Também pintava flores. Rosas, muitas rosas, em cujo caule faltavam, porém, os necessários espinhos. “Querer rosas sem espinho é o mesmo que querer mulher sem ciúme” disse um crítico local mais exigente. Pintava bugainvílles, togomas e túbis, com seus caules floridos e também nus de espinhos.
Pássaros, muitos pássaros, que pareciam ter sido desenhados pena por pena, tal sua perfeição. Mas que não coincidiam com aqueles que todos conheciam. Araras multicoloridas, com o bico da garça. Aves de rapina sem as garras que lhe atribuem o sobrenome.
Era, enfim, uma inversão da normalidade da natureza, como reconheciam todos, principalmente os poucos turistas que por ali passavam e lhe compravam a produção a preço de banana. Ou pelos potentados locais, principalmente os políticos, aos quais não faltava dinheiro para pagar o que os quadros efetivamente valiam.
E tudo seguia seu rumo se ela não houvesse pintado um quadro que fugia de seu repertório. Ele mostrava um avião sobrevoando matas claramente africanas. Tinha ele posição descendente e lançava fumaça aos ares. Apenas isso. Nem fogo se via no aparelho.
Deu-se, porém, que na semana seguinte um líder político local veio a morrer na queda de um avião, cuja cor correspondia exatamente àquela da pintura da nossa Bungwanga. A coincidência foi objeto de muitos comentários, que, com o passar dos dias, foi diminuindo, deixados à conta de mera coincidência, mesmo porque eles nada sabiam dos estudos junguianos a respeito da sincronicidade. E a vida voltava ao normal, ela com suas pinturas costumeiras.
Mais um mês e ela, certamente inspirada por um impressionante quadro de Goya, que teria visto numa revista importada (isso nunca ficou muito claro), pintou uma alegoria, na qual se poderia perceber claramente que dizia respeito à disputa sangrenta entre dois homens.
Na semana seguinte houve um atentado numa das praças da cidade, quando um prestigioso político foi morto por um parente próximo, em plena luz do dia. Novos comentários daqueles que haviam visto o quadro, que agora precisou de algumas semanas, não apenas dias, para ser aparentemente apagado da memória daqueles curiosos.

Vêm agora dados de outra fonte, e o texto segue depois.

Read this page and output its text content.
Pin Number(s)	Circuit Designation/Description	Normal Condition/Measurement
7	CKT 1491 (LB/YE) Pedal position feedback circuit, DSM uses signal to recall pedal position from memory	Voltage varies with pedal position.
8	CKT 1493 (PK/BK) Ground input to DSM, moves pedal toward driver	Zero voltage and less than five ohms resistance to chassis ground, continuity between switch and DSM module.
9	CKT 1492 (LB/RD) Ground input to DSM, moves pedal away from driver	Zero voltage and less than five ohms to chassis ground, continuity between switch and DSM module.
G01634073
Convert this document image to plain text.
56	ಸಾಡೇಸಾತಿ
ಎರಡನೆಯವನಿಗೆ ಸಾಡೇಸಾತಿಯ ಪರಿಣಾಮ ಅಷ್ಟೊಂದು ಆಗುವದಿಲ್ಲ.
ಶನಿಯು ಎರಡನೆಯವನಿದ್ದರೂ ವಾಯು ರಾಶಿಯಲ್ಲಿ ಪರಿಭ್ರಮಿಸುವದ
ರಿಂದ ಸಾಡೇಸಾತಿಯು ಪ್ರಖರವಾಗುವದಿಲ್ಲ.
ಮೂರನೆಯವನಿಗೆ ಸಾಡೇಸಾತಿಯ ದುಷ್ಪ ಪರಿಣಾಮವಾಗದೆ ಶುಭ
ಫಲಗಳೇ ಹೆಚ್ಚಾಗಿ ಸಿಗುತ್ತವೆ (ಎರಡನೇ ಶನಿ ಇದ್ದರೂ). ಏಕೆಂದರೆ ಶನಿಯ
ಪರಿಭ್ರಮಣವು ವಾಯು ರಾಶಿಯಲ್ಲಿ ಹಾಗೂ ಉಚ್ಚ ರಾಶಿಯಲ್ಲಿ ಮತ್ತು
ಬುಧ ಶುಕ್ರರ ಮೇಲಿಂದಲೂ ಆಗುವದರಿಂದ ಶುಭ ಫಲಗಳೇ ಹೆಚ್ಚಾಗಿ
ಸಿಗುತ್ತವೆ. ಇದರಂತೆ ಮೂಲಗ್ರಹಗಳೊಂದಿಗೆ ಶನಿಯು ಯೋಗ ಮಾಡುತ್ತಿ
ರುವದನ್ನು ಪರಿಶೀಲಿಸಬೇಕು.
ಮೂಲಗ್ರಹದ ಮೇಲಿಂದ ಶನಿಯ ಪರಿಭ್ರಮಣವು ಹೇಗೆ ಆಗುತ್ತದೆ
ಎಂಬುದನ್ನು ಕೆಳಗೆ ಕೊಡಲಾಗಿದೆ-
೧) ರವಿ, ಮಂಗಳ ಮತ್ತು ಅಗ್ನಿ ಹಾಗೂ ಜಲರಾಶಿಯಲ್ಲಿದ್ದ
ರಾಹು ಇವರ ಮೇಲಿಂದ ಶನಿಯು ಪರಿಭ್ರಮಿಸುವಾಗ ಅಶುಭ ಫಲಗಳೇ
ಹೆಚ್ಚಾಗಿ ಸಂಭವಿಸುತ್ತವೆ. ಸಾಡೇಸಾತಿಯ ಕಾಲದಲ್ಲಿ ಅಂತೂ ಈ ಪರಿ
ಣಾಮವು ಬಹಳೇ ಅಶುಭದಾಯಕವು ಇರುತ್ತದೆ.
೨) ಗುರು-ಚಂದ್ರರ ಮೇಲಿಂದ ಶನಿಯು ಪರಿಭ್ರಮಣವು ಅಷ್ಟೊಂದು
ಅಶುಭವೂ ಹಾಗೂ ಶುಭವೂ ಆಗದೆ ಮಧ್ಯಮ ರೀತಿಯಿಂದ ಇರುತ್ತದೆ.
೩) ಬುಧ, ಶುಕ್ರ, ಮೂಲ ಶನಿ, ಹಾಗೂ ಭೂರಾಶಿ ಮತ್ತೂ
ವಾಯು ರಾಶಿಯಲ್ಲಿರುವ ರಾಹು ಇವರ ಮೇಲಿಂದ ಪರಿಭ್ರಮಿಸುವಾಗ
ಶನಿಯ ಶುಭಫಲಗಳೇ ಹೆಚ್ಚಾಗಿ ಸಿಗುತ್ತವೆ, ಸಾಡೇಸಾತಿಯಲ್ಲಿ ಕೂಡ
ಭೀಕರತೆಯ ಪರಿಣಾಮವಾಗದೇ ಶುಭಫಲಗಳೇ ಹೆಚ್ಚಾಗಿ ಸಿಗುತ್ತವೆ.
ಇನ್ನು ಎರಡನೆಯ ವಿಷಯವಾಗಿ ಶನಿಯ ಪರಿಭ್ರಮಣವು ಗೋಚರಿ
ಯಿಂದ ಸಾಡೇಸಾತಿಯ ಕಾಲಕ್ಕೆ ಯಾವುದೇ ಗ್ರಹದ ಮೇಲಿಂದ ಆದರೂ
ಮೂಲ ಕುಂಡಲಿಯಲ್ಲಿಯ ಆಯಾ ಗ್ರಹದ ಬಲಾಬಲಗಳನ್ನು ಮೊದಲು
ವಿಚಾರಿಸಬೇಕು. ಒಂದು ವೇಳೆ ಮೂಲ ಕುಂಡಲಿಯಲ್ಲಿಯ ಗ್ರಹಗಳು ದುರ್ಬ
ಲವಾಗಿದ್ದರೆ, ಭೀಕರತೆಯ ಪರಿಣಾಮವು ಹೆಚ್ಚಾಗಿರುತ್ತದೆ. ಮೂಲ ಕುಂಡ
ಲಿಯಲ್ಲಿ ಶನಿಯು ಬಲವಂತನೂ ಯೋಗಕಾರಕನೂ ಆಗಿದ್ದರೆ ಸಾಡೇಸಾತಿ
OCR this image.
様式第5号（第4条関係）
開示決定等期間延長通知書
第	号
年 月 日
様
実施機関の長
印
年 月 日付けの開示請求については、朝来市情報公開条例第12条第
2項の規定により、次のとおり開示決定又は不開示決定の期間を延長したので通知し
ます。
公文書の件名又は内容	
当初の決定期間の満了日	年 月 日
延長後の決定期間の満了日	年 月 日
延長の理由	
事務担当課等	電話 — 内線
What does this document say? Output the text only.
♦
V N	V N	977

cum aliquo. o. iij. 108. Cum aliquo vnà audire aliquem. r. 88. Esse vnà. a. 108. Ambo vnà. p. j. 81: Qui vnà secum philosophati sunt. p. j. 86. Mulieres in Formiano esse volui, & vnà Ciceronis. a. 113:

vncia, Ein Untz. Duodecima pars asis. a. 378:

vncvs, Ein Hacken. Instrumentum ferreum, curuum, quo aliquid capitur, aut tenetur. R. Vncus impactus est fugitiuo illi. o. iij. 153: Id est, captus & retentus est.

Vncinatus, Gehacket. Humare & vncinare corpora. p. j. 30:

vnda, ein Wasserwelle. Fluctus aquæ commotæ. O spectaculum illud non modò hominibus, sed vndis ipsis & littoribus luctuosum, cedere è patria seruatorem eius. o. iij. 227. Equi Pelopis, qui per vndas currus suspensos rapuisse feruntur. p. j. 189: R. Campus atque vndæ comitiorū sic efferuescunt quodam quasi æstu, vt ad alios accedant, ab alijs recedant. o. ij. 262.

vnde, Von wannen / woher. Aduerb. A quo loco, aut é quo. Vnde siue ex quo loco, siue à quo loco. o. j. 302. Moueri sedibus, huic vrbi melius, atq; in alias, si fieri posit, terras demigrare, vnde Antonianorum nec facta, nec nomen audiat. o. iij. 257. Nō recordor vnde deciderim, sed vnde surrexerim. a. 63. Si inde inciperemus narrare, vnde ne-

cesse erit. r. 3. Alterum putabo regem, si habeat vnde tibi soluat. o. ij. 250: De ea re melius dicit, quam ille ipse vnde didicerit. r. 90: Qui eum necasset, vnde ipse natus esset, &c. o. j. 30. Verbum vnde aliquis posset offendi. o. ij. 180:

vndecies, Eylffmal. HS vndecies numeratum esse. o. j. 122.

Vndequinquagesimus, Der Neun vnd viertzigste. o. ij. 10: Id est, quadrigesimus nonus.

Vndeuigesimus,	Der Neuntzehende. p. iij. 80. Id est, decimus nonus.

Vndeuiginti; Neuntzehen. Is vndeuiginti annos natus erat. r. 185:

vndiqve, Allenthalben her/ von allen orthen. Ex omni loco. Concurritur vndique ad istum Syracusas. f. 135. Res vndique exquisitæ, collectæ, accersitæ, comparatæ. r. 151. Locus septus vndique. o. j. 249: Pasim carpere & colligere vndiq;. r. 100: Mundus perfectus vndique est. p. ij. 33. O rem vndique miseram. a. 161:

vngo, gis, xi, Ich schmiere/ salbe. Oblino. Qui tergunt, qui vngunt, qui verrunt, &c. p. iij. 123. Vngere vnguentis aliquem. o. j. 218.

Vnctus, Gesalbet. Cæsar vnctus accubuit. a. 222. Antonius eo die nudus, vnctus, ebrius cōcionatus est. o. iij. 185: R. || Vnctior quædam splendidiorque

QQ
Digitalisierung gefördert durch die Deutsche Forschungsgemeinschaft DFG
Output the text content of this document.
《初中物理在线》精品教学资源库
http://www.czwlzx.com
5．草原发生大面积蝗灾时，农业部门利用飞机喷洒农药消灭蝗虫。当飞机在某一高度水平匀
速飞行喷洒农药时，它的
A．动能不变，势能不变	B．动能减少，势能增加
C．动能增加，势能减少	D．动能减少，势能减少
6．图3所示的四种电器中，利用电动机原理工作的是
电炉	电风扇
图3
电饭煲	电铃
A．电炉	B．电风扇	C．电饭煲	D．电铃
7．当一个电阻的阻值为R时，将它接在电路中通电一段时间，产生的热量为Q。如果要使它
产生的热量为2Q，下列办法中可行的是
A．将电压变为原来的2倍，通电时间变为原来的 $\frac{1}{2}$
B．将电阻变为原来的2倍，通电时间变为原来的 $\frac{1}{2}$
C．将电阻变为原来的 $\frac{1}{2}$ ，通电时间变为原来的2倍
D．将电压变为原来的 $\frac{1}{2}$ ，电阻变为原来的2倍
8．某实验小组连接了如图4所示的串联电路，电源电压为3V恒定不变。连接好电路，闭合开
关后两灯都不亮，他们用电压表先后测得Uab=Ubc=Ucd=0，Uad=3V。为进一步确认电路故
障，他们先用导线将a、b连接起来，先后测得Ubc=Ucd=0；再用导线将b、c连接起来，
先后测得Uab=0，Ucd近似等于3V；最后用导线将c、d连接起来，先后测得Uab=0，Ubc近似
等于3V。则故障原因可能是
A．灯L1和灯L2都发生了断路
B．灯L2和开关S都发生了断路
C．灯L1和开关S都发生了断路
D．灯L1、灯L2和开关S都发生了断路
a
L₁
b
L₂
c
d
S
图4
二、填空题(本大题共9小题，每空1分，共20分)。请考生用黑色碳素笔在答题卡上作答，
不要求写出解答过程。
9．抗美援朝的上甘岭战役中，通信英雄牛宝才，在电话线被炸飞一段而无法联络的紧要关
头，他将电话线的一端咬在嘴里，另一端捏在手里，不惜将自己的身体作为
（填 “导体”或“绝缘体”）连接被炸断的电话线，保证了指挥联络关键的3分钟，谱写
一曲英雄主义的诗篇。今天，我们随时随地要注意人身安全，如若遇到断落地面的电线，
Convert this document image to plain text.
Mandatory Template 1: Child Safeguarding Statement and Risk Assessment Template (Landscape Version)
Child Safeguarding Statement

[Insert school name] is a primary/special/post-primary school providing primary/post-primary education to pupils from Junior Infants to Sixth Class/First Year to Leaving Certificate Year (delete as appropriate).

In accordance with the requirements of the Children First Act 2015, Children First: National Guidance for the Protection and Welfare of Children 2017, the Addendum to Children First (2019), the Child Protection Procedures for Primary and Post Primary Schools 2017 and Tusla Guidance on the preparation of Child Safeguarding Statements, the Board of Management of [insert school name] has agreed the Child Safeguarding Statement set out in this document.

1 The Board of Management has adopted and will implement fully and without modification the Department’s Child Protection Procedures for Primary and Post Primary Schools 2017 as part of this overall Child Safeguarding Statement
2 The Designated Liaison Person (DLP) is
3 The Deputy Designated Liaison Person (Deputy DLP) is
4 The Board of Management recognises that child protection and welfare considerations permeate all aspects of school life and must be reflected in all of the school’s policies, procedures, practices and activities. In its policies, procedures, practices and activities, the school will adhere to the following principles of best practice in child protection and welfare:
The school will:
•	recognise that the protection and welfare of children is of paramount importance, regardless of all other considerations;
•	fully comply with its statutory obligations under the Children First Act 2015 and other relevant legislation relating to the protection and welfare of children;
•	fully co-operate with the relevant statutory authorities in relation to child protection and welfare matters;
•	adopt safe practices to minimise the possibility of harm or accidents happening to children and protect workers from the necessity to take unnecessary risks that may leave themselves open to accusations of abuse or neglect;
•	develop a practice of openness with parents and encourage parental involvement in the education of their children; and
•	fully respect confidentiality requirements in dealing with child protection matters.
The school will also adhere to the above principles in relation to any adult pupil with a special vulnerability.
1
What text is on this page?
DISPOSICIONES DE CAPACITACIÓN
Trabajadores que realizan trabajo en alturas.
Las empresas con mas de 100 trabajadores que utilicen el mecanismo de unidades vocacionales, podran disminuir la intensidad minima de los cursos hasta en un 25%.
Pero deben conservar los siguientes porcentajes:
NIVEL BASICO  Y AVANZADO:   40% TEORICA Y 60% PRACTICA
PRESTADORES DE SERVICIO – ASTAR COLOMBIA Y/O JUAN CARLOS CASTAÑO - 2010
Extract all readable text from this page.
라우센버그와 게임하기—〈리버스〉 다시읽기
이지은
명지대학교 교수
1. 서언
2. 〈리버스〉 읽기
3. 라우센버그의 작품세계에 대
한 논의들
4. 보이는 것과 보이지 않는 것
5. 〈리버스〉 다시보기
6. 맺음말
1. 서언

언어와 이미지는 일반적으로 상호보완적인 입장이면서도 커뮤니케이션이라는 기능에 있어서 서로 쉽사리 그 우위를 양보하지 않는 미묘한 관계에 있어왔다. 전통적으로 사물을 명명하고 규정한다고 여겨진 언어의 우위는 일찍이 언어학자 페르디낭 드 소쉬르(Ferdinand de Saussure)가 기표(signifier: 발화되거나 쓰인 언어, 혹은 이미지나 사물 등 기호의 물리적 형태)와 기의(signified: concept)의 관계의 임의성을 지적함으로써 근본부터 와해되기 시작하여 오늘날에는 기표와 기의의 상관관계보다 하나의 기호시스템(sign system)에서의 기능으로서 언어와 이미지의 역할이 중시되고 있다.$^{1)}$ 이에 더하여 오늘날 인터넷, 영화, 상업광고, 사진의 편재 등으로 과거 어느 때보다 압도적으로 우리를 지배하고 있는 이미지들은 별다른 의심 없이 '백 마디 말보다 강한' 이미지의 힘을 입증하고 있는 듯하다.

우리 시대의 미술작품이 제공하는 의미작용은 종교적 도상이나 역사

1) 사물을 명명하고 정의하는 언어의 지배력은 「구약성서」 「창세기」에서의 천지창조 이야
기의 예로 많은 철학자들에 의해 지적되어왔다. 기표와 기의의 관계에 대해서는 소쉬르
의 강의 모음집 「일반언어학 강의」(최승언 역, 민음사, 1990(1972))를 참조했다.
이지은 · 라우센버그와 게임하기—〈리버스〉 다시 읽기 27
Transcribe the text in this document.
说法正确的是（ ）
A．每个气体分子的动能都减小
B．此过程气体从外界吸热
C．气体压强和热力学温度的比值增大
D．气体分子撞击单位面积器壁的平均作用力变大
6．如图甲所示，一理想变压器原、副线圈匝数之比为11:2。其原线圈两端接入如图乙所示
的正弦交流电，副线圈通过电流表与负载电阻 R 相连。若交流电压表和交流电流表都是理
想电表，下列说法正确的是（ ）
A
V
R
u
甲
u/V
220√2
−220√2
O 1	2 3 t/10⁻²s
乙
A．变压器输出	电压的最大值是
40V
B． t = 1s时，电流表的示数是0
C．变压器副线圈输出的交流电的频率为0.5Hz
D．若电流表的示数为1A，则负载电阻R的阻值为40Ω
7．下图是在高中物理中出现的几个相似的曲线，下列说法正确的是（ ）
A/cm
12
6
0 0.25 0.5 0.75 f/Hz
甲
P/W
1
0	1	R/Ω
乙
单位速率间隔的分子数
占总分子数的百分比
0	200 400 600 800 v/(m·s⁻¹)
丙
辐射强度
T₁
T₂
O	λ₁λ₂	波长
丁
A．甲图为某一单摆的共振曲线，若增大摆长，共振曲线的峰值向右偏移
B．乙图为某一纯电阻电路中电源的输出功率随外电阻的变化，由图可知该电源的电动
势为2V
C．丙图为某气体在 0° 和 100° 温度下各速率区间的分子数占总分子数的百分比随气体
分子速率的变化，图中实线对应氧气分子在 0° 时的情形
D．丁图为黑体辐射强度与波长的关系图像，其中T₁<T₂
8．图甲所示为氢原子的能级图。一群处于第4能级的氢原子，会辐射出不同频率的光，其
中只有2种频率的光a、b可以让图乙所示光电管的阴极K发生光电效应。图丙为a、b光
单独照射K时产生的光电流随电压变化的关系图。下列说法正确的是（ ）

Bungwanga continuou a pintar seus animais, seus peixes, suas flores e seus pássaros e sua vida continuava na mesma rotina de sempre. Novamente, porém, foge ela de seu repertório habitual e mostra em uma de suas telas uma mulher com um longo vestido branco, ao contrário das vestes coloridas costumeiras. A mulher está sendo esfaqueada, não se distinguindo bem, na penumbra do quadro, as feições do agressor. Havia na mulher um pormenor perturbador: ela tinha no rosto uma sombra que claramente indicava ser referente a uma barba masculina.
Na semana seguinte um prestigiado bispo maronita, que passava pela cidade, foi esfaqueado à saída do templo. Sua batina branca ficou tisnada pelo vermelho espesso que lhe correu do peito. E lá estava a necessária barba cobrindo o rosto da autoridade eclesiástica assassinada.
Ora, as estranhas coincidências foram, como sói acontecer em ocasiões tais, comunicadas ao Ministério da Justiça e Bungwanga foi convidada a prestar os devidos esclarecimentos junto a quem de direito.
Quem lhe dava informações tão precisas a respeito de fatos pesarosos como aqueles que ela registrava em seus quadros com precisão e antecedência? “Meus mentores”, limitou-se a dizer ela.
Os negros são profundamente supersticiosos e, em outra situação, tal resposta seria suficiente para explicar o inexplicável. Há naquela região muitos nhamussoros e ela talvez fosse também apenas uma feiticeira. É verdade que, em nome de Mulugo, muita gente comete atos que nada têm a ver com o Criador. Entretanto, como o país estava sendo invadido por agentes estrangeiros, interessados nos recursos naturais de Angola, seu silêncio foi interpretado como manifestação política.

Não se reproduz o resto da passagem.